+86-136-52756687

Penyimpanan Energi Baterai Isi Ulang

Jul 02, 2022

Penyimpanan energi baterai isi ulang juga disebut "baterai sekunder" atau "baterai", dan intinya adalah penyimpanan energi elektrokimia. Di masa lalu, di bawah kendala harga dan kepadatan penyimpanan energi, penyimpanan energi baterai isi ulang tidak dipertimbangkan di bidang penyimpanan energi. Namun, dengan perkembangan ilmu pengetahuan dan teknologi yang berkelanjutan, baterai isi ulang telah menjadi semakin banyak digunakan, dan mereka telah menjadi perangkat penyimpanan energi yang sangat diperlukan di pembangkit listrik yang beroperasi secara independen seperti tenaga angin dan surya.

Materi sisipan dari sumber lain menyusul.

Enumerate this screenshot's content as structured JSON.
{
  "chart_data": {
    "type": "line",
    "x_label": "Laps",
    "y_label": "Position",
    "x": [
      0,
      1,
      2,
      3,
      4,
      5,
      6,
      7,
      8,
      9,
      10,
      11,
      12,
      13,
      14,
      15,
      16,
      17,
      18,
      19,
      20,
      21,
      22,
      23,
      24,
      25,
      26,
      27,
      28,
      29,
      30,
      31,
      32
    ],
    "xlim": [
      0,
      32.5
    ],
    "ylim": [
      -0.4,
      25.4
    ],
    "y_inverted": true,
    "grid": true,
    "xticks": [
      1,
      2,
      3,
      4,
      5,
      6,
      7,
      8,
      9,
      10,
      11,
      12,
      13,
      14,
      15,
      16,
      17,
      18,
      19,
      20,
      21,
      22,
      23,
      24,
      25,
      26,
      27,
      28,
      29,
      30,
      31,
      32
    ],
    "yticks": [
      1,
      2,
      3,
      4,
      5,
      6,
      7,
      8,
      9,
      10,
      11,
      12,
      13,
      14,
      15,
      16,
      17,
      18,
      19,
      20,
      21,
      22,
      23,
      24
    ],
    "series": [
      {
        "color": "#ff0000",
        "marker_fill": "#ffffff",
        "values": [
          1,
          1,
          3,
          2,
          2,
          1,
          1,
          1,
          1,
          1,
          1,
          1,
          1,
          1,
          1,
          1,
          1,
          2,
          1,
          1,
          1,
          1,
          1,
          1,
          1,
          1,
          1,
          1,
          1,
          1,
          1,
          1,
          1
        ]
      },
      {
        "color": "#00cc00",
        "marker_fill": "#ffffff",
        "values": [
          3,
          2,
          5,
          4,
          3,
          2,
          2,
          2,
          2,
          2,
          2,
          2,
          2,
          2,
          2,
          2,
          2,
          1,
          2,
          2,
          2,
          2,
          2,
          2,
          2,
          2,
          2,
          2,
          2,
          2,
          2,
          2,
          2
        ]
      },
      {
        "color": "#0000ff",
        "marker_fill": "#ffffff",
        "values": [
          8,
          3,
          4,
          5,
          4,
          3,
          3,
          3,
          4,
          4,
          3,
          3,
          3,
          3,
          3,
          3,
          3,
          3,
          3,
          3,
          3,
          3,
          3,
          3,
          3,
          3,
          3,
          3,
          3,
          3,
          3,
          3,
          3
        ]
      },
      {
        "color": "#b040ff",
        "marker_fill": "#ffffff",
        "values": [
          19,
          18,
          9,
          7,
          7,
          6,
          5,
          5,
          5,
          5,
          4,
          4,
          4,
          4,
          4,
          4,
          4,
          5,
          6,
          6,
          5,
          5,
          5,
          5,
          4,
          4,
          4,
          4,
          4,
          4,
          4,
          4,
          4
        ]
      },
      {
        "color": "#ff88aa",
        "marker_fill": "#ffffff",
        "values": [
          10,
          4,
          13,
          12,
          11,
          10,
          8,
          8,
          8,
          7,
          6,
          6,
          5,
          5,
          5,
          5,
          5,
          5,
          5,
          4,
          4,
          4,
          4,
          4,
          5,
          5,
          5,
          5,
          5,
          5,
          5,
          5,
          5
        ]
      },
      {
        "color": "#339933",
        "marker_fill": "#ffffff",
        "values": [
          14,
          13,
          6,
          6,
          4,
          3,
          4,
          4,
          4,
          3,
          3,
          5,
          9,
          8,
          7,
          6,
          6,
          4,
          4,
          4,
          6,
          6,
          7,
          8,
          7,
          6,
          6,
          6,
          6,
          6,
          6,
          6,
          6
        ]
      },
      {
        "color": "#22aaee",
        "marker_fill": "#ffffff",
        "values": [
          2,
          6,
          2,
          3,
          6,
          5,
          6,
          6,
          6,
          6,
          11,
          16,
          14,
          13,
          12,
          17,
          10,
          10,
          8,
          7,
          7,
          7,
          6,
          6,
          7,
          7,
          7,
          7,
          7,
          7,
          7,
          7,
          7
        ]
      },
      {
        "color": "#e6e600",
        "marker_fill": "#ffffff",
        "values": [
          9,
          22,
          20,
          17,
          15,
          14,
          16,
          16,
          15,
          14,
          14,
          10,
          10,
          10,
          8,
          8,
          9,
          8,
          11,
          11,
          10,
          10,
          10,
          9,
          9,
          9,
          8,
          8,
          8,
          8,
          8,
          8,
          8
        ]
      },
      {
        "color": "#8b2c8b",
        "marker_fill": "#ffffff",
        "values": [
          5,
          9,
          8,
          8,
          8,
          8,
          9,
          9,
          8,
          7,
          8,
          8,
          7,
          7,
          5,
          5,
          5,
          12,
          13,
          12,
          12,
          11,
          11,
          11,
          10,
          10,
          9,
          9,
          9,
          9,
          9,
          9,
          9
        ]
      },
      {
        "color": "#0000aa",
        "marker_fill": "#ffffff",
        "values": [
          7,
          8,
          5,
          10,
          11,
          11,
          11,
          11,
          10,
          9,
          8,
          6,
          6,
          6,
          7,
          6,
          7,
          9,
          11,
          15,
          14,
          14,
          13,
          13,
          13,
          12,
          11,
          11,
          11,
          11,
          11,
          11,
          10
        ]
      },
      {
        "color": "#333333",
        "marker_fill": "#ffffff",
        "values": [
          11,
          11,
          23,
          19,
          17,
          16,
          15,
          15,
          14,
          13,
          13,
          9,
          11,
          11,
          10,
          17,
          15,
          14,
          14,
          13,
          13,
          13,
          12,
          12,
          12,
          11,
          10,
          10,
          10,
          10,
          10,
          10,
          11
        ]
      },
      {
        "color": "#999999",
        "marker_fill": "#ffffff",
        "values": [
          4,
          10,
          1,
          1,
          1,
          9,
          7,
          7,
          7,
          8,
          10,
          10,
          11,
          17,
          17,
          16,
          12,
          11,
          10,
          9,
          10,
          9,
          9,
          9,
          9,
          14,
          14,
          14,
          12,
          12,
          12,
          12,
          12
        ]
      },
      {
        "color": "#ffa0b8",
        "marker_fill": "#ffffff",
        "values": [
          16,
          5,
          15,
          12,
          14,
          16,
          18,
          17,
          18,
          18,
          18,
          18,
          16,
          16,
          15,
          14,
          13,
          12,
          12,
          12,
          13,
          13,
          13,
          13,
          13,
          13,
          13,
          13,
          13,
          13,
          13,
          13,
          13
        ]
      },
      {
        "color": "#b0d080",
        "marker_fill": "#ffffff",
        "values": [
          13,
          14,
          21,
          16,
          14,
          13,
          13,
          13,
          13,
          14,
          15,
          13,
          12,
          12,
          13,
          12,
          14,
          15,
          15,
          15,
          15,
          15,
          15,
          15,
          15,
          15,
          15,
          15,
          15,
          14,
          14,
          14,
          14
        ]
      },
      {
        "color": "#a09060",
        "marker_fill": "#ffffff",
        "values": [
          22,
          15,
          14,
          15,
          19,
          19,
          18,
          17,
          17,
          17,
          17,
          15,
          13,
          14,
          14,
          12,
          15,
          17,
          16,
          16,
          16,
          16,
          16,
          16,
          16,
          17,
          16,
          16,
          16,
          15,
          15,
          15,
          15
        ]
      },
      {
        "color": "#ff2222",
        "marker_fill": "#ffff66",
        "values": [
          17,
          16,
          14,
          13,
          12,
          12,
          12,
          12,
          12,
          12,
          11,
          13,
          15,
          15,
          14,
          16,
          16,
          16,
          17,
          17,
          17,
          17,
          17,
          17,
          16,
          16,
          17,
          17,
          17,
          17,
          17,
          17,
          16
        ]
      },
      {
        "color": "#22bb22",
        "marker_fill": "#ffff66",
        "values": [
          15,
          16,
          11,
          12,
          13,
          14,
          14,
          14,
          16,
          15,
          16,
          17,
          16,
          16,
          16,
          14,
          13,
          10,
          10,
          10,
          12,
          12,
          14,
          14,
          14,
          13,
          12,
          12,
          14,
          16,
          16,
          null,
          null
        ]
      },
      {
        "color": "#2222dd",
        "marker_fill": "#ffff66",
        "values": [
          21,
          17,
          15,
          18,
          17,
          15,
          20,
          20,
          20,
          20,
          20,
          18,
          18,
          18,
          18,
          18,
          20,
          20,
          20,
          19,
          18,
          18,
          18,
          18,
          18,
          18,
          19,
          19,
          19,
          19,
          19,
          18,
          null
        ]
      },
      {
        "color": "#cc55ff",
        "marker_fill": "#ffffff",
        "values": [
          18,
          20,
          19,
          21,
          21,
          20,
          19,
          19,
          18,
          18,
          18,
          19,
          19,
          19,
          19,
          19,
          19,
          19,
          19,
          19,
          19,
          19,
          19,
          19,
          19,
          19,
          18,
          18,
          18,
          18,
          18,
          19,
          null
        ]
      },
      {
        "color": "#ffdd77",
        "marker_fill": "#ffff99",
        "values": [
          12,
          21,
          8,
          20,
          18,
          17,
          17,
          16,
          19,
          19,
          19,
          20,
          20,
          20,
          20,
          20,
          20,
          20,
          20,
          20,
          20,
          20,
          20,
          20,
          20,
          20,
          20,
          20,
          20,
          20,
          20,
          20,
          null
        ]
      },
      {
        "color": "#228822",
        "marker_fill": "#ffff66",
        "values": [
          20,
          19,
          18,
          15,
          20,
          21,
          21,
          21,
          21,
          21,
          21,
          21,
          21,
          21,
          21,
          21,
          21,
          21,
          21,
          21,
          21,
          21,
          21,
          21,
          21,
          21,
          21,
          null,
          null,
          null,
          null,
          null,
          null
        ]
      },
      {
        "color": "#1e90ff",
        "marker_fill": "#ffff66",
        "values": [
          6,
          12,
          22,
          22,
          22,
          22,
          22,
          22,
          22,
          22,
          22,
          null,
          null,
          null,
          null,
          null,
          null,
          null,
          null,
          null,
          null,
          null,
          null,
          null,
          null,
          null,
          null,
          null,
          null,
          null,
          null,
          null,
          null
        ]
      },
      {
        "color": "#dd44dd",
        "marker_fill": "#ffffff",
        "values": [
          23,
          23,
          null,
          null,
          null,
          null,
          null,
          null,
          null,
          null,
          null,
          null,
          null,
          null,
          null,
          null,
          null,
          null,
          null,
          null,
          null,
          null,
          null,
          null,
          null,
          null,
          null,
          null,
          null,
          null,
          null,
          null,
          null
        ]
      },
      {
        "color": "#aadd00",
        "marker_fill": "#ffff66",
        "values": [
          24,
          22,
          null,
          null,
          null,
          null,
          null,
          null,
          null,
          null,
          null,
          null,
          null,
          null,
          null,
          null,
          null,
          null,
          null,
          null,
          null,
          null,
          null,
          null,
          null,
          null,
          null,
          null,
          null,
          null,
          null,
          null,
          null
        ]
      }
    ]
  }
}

Rechargeable battery energy storage


Ada banyak jenis baterai isi ulang, yang paling umum adalah baterai timbal-asam. Saat ini, perwakilan dari jenis baterai ini adalah baterai asam timbal bebas perawatan yang disegel. Pada saat yang sama, baterai alkaline terus diperbarui, dan baterai nikel-logam hidrida secara bertahap menggantikan baterai nikel-kadmium tradisional. Baterai. Membandingkan baterai timbal-asam dan alkalin, dapat ditemukan bahwa yang pertama memiliki karakteristik kapasitas yang relatif besar, struktur yang relatif kuat, dan dapat diisi dan dikosongkan berkali-kali; kelemahannya adalah lebih mahal sehingga tidak dapat digunakan secara luas di bidang energi. Baterai timbal-asam sangat membutuhkan revolusi teknologi lain dalam hal bobot yang ringan, umur panjang, biaya rendah, dan pengisian cepat. Ke depan, kita harus belajar dari teknologi canggih dan konsep-konsep maju dalam berbagai disiplin ilmu seperti ilmu material dan teknologi elektronik, agar dapat bersaing dalam persaingan yang semakin ketat. mendapatkan tempat di.


MEV-P-E00


Dalam beberapa tahun terakhir, baterai sekunder lithium-ion yang paling umum digunakan, yang memiliki kinerja yang baik, benar-benar memecahkan masalah umum efek memori charge-discharge dari baterai isi ulang, dan lebih nyaman digunakan. untuk "baterai hijau". Kekurangannya adalah harganya yang mahal. Jika pengurangan biaya dapat dicapai sambil meningkatkan kepadatan penyimpanan energi, kemungkinan besar akan diterapkan pada bidang penyimpanan energi peralatan catu daya. Pada saat yang sama, perlu juga mempertimbangkan keamanan dan keandalannya, meningkatkan kepadatan energi baterai dan memastikan keamanan, keduanya bertentangan satu sama lain, dan ada jalan panjang untuk menyelesaikan masalah keamanan baterai lithium.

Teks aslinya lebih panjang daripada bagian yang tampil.